Thermovoltage and heat dissipation in a triangle quantum dot junction

TL;DR

This paper numerically studies thermoelectric effects in a triangle quantum dot junction, revealing nonlinear behaviors and controllable thermovoltage, thermocurrent, and heat dissipation for nanoscale device optimization.

Contribution

It introduces a detailed numerical analysis of thermoelectric properties in a triangle quantum dot system using the non-equilibrium Green's function method, highlighting controllable nonlinear effects.

Findings

Thermovoltage and thermocurrent exhibit nonlinear behavior.

Heat current is nonlinear and asymmetric with respect to bias voltage.

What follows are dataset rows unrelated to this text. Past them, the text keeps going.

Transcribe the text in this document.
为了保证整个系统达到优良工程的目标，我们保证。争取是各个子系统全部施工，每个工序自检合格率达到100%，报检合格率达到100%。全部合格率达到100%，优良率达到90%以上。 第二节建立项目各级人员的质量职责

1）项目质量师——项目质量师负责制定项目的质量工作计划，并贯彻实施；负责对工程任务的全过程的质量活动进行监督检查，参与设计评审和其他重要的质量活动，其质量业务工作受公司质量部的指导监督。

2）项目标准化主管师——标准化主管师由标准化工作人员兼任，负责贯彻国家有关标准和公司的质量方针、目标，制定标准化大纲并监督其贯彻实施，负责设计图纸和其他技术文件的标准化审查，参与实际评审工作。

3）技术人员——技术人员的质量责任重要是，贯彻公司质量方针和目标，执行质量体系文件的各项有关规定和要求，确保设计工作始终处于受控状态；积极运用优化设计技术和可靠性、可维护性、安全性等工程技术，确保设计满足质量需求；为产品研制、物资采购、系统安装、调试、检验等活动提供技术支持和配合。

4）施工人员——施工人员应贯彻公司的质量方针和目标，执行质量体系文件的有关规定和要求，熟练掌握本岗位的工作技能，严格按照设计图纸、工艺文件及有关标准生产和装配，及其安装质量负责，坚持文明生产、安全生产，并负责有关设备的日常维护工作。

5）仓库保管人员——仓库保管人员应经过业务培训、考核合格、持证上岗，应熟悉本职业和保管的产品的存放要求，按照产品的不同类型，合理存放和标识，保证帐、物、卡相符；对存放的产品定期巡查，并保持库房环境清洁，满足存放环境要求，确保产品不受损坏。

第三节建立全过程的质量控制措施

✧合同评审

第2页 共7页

Heat current can be positive, negative, or zero depending on bias and site energies.

Abstract

We numerically investigate the thermoelectric properties of a triangle quantum dot connected to metallic electrodes using the non-equilibrium Green's function method in the Anderson model. Exploiting the equation of motion method in the Coulomb-blockade regime, the thermovoltage, thermocurrent and heat dissipation are calculated. Results show that the thermovoltage and thermocurrent have nonlinear behavior, and the magnitude and sign of them can be controlled with site energy and coupling strength of quantum dots. Moreover, we find that the heat current is nonlinear and asymmetric respect to the sign of bias voltage for all of the site energies of quantum dots. Analyses show that the heat current can be positive or negative for all of the site energies and becomes zero for the nonzero voltages. These results can be useful to determine the performance of the nanoscale electronic devices to control the heat dissipations.